The chart below shows throughput versus latency using the multi-rom feature on an AMD Ryzen 9 with 12 cores. A single ROM steps at ~3.7k steps/sec; packing all runs into one environment pushes that past 50k.

Latency vs throughput as we increase the number of ROMs

ALE-Py AtariVectorEnv Gymnasium AsyncVectorEnv

PyTorch custom ops

env.torch() returns a set of custom ops that write observations directly into pre-allocated GPU tensors. No Python-side allocation occurs in the hot path and the ops are compatible with torch.compile. The split send/recv form lets you overlap agent computation with environment stepping.

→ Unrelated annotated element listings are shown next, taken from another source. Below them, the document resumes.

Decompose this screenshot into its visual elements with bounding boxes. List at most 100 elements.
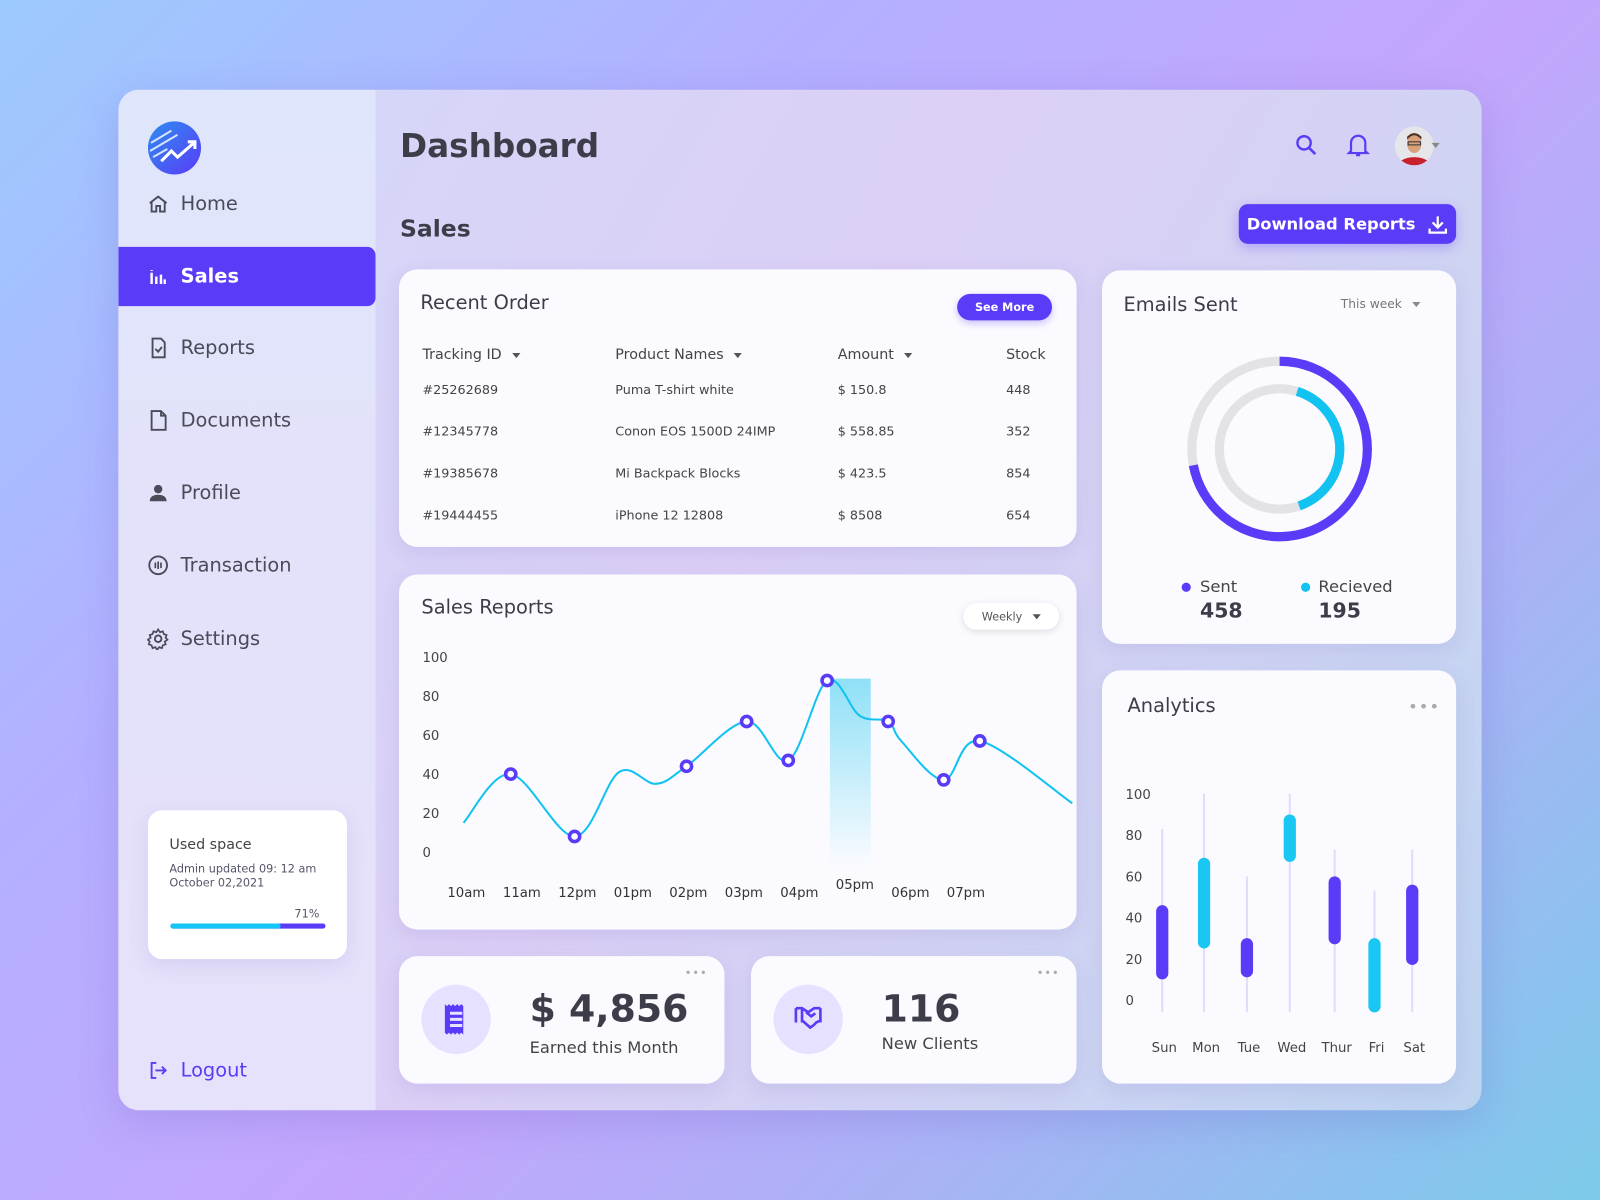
x-tick-label: Sun: [1152, 1041, 1177, 1056]
y-tick-label: 60: [1126, 870, 1143, 885]
used-space-percent: 71%: [294, 907, 320, 921]
x-tick-label: 05pm: [836, 878, 874, 893]
y-tick-label: 20: [1126, 953, 1143, 968]
candle-body[interactable]: [1197, 857, 1211, 949]
logout-icon: [150, 1061, 167, 1079]
table-row[interactable]: #25262689 Puma T-shirt white $ 150.8 448: [399, 382, 1077, 402]
profile-dropdown-caret[interactable]: [1431, 142, 1440, 148]
emails-period-value: This week: [1340, 296, 1402, 312]
recent-order-title: Recent Order: [420, 291, 549, 315]
x-tick-label: 10am: [447, 886, 485, 901]
bell-icon[interactable]: [1346, 132, 1371, 159]
data-point[interactable]: [936, 773, 951, 787]
sent-arc: [1187, 356, 1372, 542]
chevron-down-icon: [1032, 613, 1041, 619]
data-point[interactable]: [972, 734, 987, 748]
analytics-card: Analytics ••• 0 20 40 60 80 100 Sun Mon Tue Wed Th…: [1102, 670, 1457, 1084]
sidebar-item-reports[interactable]: Reports: [118, 318, 375, 377]
more-options-icon[interactable]: •••: [1408, 696, 1441, 717]
table-cell: #19444455: [422, 507, 499, 523]
download-icon: [1428, 215, 1448, 234]
candle-body[interactable]: [1328, 876, 1341, 945]
emails-period-select[interactable]: This week: [1340, 296, 1421, 312]
handshake-icon: [794, 1006, 822, 1030]
x-tick-label: Wed: [1277, 1041, 1306, 1056]
table-cell: $ 423.5: [837, 465, 887, 481]
table-cell: #12345778: [422, 423, 499, 439]
search-icon[interactable]: [1294, 133, 1318, 157]
stat-card: ••• $ 4,856 Earned this Month: [398, 956, 725, 1084]
candle-body[interactable]: [1368, 938, 1381, 1013]
candle-body[interactable]: [1406, 884, 1419, 965]
more-options-icon[interactable]: •••: [684, 966, 708, 980]
sidebar-item-label: Sales: [180, 265, 239, 288]
used-space-card: Used space Admin updated 09: 12 am Octobe…: [147, 810, 347, 960]
x-tick-label: 07pm: [947, 886, 985, 901]
table-cell: Conon EOS 1500D 24IMP: [615, 423, 776, 439]
analytics-candlestick-chart: 0 20 40 60 80 100 Sun Mon Tue Wed Thur Fri Sat: [1126, 788, 1426, 1056]
table-row[interactable]: #19385678 Mi Backpack Blocks $ 423.5 854: [399, 465, 1077, 485]
data-point[interactable]: [567, 829, 582, 844]
data-point[interactable]: [503, 767, 518, 781]
sidebar-item-settings[interactable]: Settings: [118, 609, 375, 668]
candle-body[interactable]: [1283, 814, 1296, 862]
table-cell: 654: [1006, 507, 1031, 523]
legend-sent: Sent 458: [1181, 577, 1243, 622]
y-tick-label: 100: [422, 651, 447, 666]
sort-caret-icon: [733, 352, 743, 358]
sidebar-item-home[interactable]: Home: [118, 174, 375, 233]
sidebar-item-documents[interactable]: Documents: [118, 391, 375, 450]
y-tick-label: 80: [422, 690, 439, 705]
column-header-label: Amount: [837, 346, 894, 364]
column-header-label: Tracking ID: [422, 346, 502, 364]
column-header[interactable]: Tracking ID: [422, 346, 521, 364]
sidebar-item-profile[interactable]: Profile: [118, 463, 375, 522]
sidebar-item-sales[interactable]: Sales: [118, 246, 376, 307]
data-point[interactable]: [820, 673, 835, 688]
table-cell: $ 558.85: [837, 423, 895, 439]
data-point[interactable]: [781, 753, 796, 768]
section-title: Sales: [399, 216, 471, 243]
chevron-down-icon: [1412, 302, 1421, 308]
table-cell: 352: [1006, 423, 1031, 439]
column-header[interactable]: Product Names: [615, 347, 743, 363]
data-point[interactable]: [739, 714, 754, 729]
used-space-title: Used space: [169, 836, 252, 854]
table-row[interactable]: #12345778 Conon EOS 1500D 24IMP $ 558.85 35…: [399, 423, 1077, 443]
report-icon: [151, 337, 166, 359]
column-header[interactable]: Stock: [1006, 347, 1046, 363]
logout-button[interactable]: Logout: [118, 1041, 375, 1100]
sales-reports-title: Sales Reports: [421, 595, 554, 619]
sidebar-item-transaction[interactable]: Transaction: [118, 536, 375, 595]
x-tick-label: Fri: [1369, 1041, 1385, 1056]
x-tick-label: 01pm: [614, 886, 652, 901]
y-tick-label: 100: [1126, 788, 1151, 803]
stat-label: Earned this Month: [529, 1037, 679, 1058]
x-tick-label: Thur: [1321, 1041, 1353, 1056]
column-header-label: Stock: [1006, 346, 1046, 364]
user-icon: [149, 484, 167, 502]
emails-sent-title: Emails Sent: [1123, 293, 1238, 317]
data-point[interactable]: [679, 759, 694, 774]
x-tick-label: Tue: [1237, 1041, 1261, 1056]
period-select[interactable]: Weekly: [963, 603, 1060, 630]
candle-body[interactable]: [1156, 905, 1169, 980]
column-header[interactable]: Amount: [838, 347, 913, 363]
sort-caret-icon: [511, 352, 521, 358]
table-row[interactable]: #19444455 iPhone 12 12808 $ 8508 654: [399, 507, 1077, 527]
avatar[interactable]: [1394, 126, 1435, 167]
emails-sent-card: Emails Sent This week Sent 458 Recieved …: [1102, 270, 1457, 644]
candle-body[interactable]: [1240, 938, 1254, 978]
sidebar-item-label: Reports: [180, 336, 255, 360]
download-reports-button[interactable]: Download Reports: [1238, 204, 1457, 244]
sidebar-item-label: Profile: [180, 481, 241, 505]
see-more-button[interactable]: See More: [957, 293, 1053, 321]
table-cell: Puma T-shirt white: [615, 381, 734, 397]
data-point[interactable]: [881, 714, 896, 729]
table-cell: $ 150.8: [837, 381, 887, 397]
sidebar-item-label: Home: [180, 192, 238, 216]
emails-donut-chart: [1187, 356, 1372, 542]
updated-date: October 02,2021: [169, 876, 265, 890]
table-cell: #25262689: [422, 381, 499, 397]
more-options-icon[interactable]: •••: [1036, 966, 1060, 980]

handle_id, ale_send, ale_step, ale_recv, get_last_info, unregister = envs.torch()

ale_send(handle_id, actions)
# run agent inference here while envs step
obs, reward, term, trunc, steps_taken = ale_recv(handle_id)

Multi-step action sequences

Passing a list of arrays to step or send dispatches a sequence of primitive actions to each ROM in one call, avoiding per-step Python-to-C++ round trips. Sequence lengths can differ across ROMs. gamma applies discount accumulation across the sequence. An empty array skips a ROM entirely, returning its last observation with zero reward.

sequences = [
    np.array([0, 2, 1, 0]),  # pong: 4 actions
    np.array([3, 1]),         # breakout: 2 actions
]
obs, reward, term, trunc, info = envs.step(sequences, gamma=0.99)
print(info["steps_taken"])   # actions executed before termination

This supports macro-actions (repeated actions) or open-loop options (arbitrary sequences of actions): the agent dispatches a sequence of primitive actions and receives a single discounted return.